When using Musavir, you upload a portrait of your character and tell the tool to use it as the basis for a consistent avatar. So far, so easy.
Here are a few illustrations for the fairy tale generated in this manner. For each prompt, the Danish princess is on top, and the Korean princess is on the bottom. [Explanations in square brackets were not included in the prompt.]
(In case you have never read The Princess and the Pea, here’s a plot summary: A prince seeks a true princess to marry but finds the task challenging due to the difficulty in discerning genuine royalty. One stormy night, a young woman seeks shelter at the prince’s castle, claiming to be a princess. To test her claim, the queen places a pea in the bed where the girl is to sleep. The next morning, the girl mentions she had a sleepless night due to discomfort, proving her sensitivity and, by the story’s logic, her royal status. The prince, convinced of her authenticity, marries her.)
Prompt: A weary Danish/Korean princess standing at the gate of a Danish/Korean castle on a stormy night, drenched in rain, with a castle in the background. The scene is dramatic, with lightning in the sky and the princess looking exhausted yet noble.
Prompt: A restless Danish/Korean princess in a grand bed, unable to sleep [because of the pea], surrounded by luxurious bedding. The room is dimly lit, creating a mood of discomfort and unease, with the princess looking troubled and tired.
Prompt: The Danish/Korean princess at the royal breakfast table explaining her sleepless night, with a focus on her expressive storytelling. [She’s relating how the bed was so uncomfortable that she couldn’t sleep, which makes the Queen realize that she’s a real princess and thus approve of her marrying the Prince.]
Prompt: The Danish/Korean princess in her wedding gown.

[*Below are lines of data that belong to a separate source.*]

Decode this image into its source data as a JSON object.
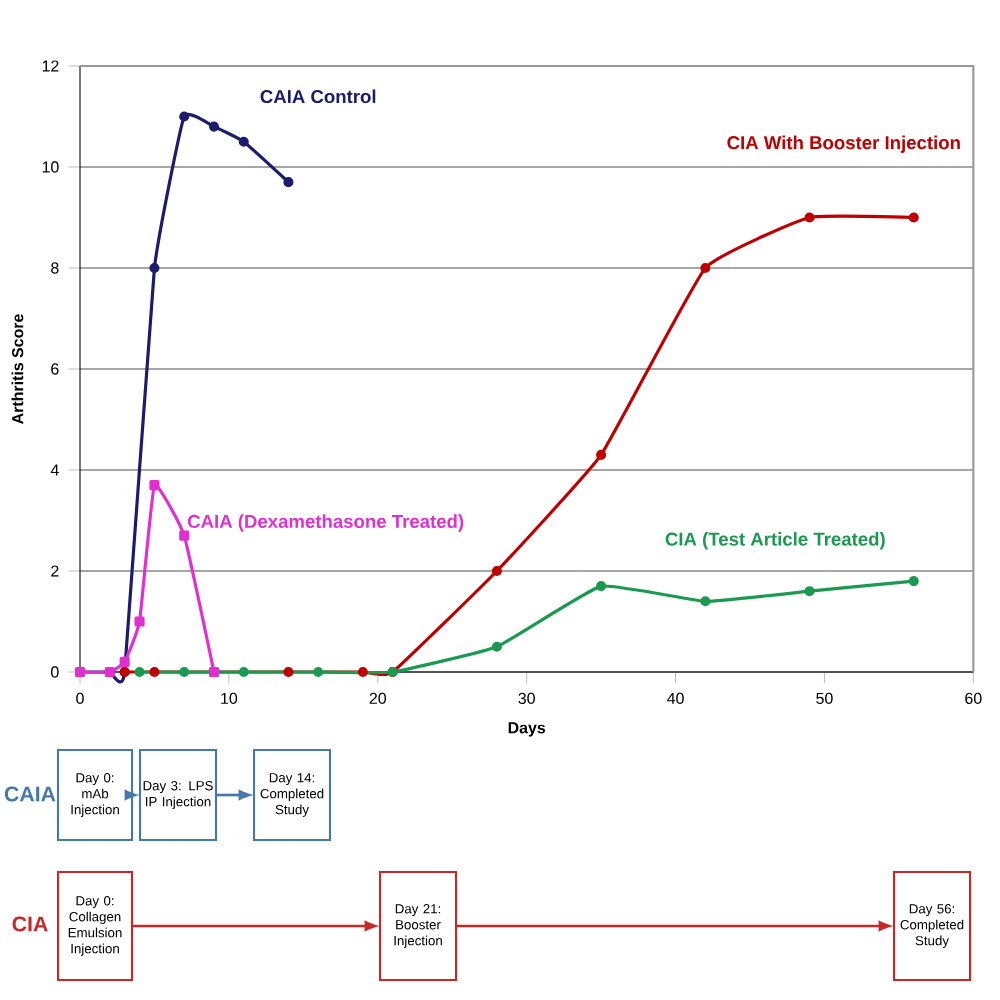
{
  "chart_data": {
    "type": "line",
    "xlabel": "Days",
    "ylabel": "Arthritis Score",
    "xlim": [
      0,
      60
    ],
    "xticks": [
      0,
      10,
      20,
      30,
      40,
      50,
      60
    ],
    "ylim": [
      0,
      12
    ],
    "yticks": [
      0,
      2,
      4,
      6,
      8,
      10,
      12
    ],
    "grid": "y",
    "legend": false,
    "line_style": "solid",
    "series": [
      {
        "name": "CAIA Control",
        "color": "#1c1c6e",
        "marker": "circle",
        "x": [
          0,
          2,
          3,
          5,
          7,
          9,
          11,
          14
        ],
        "values": [
          0,
          0,
          0,
          8,
          11,
          10.8,
          10.5,
          9.7
        ]
      },
      {
        "name": "CAIA (Dexamethasone Treated)",
        "color": "#e030d0",
        "marker": "square",
        "x": [
          0,
          2,
          3,
          4,
          5,
          7,
          9
        ],
        "values": [
          0,
          0,
          0.2,
          1,
          3.7,
          2.7,
          0
        ]
      },
      {
        "name": "CIA With Booster Injection",
        "color": "#c00000",
        "marker": "circle",
        "x": [
          3,
          5,
          14,
          19,
          21,
          28,
          35,
          42,
          49,
          56
        ],
        "values": [
          0,
          0,
          0,
          0,
          0,
          2,
          4.3,
          8,
          9,
          9
        ]
      },
      {
        "name": "CIA (Test Article Treated)",
        "color": "#1a9a50",
        "marker": "circle",
        "x": [
          4,
          7,
          11,
          16,
          21,
          28,
          35,
          42,
          49,
          56
        ],
        "values": [
          0,
          0,
          0,
          0,
          0,
          0.5,
          1.7,
          1.4,
          1.6,
          1.8
        ]
      }
    ],
    "annotations": [
      "CAIA",
      "Day 0: mAb Injection",
      "Day 3: LPS IP Injection",
      "Day 14: Completed Study",
      "CIA",
      "Day 0: Collagen Emulsion Injection",
      "Day 21: Booster Injection",
      "Day 56: Completed Study"
    ]
  }
}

Analysis: Inconsistent Characters
The characters were supposed to be persistent across prompts, but clearly, they are not. The Danish princess even has varying hair colors, though she does stay blonde.
Each image has some internal consistency, respecting the country specified in the prompt: the Danish castle looks Danish, and the Korean castle looks Korean, even though the prompt text was the same except for the one word specifying the country. Similarly, the Danish Queen looks Danish, and the Korean Prince looks Korean, even though these two characters were not specified in the prompts.

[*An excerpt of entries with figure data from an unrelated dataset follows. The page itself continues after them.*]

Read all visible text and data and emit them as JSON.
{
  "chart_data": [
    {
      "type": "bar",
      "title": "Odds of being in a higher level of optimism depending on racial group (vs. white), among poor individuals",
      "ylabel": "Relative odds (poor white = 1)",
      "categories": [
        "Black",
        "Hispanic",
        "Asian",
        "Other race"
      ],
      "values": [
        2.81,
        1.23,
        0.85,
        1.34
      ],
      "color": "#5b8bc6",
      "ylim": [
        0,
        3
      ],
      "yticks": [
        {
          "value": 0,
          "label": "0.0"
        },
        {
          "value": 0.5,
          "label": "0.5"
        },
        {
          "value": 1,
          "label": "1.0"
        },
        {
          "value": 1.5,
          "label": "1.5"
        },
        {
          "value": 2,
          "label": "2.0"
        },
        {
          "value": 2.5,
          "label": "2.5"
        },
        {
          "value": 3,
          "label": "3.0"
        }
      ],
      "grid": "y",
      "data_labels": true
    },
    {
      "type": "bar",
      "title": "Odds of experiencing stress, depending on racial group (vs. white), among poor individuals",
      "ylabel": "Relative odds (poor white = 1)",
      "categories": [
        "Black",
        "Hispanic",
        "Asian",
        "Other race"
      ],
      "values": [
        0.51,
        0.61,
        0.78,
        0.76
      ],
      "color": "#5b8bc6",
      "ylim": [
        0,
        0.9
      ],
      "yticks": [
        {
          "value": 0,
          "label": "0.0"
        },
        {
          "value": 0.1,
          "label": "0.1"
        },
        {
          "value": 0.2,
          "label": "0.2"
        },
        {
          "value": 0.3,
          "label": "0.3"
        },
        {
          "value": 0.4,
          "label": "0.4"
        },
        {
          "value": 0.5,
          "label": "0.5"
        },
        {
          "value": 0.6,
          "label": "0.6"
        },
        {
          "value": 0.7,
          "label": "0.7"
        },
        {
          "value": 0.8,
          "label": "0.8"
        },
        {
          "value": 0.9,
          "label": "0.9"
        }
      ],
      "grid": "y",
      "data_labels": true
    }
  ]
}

Given that Hans Christian Andersen wrote The Princess and the Pea in 1835, I had envisioned a Joseon dynasty setting for my Korean court. Instead, I got a Prince wearing an operetta uniform straight out of Franz Lehár and a wedding gown more reminiscent of Kate Middleton than a Joseon-era Jeogui. But that’s my fault for not specifying a period setting in the prompts.
Closer to what I expected for the Korean princess’s wedding robe. (Leonardo)
Ultimately, Musavir doesn’t deliver sufficiently consistent character looks across prompts. I didn’t even attempt illustrations with multiple persistent characters (currently not supported) or where a character is expected to wear an identical outfit in different situations. (As is the case in most comic strips.) In these fairly-tale illustrations, it’s reasonable for the princess to dress differently when traveling, in bed, at the breakfast table, and for her wedding.
The current level of character persistence is acceptable for internal applications like UX storyboarding and movie-planning storyboards. These characters are questionable for UX personas because you want all “Mary” illustrations to look the same. And AI character persistence is definitely insufficient for illustrating children’s stories — just imagine a 4-year-old asking why the protagonist looks different on every page.
Character persistency in generative AI is better now than 8 months ago when I started using these tools. It may be unreasonable of me to expect more rapid progress than we are currently getting, and maybe another 8 months will suffice to solve the problem. For now, it’s still too challenging to generate images that feature the same character.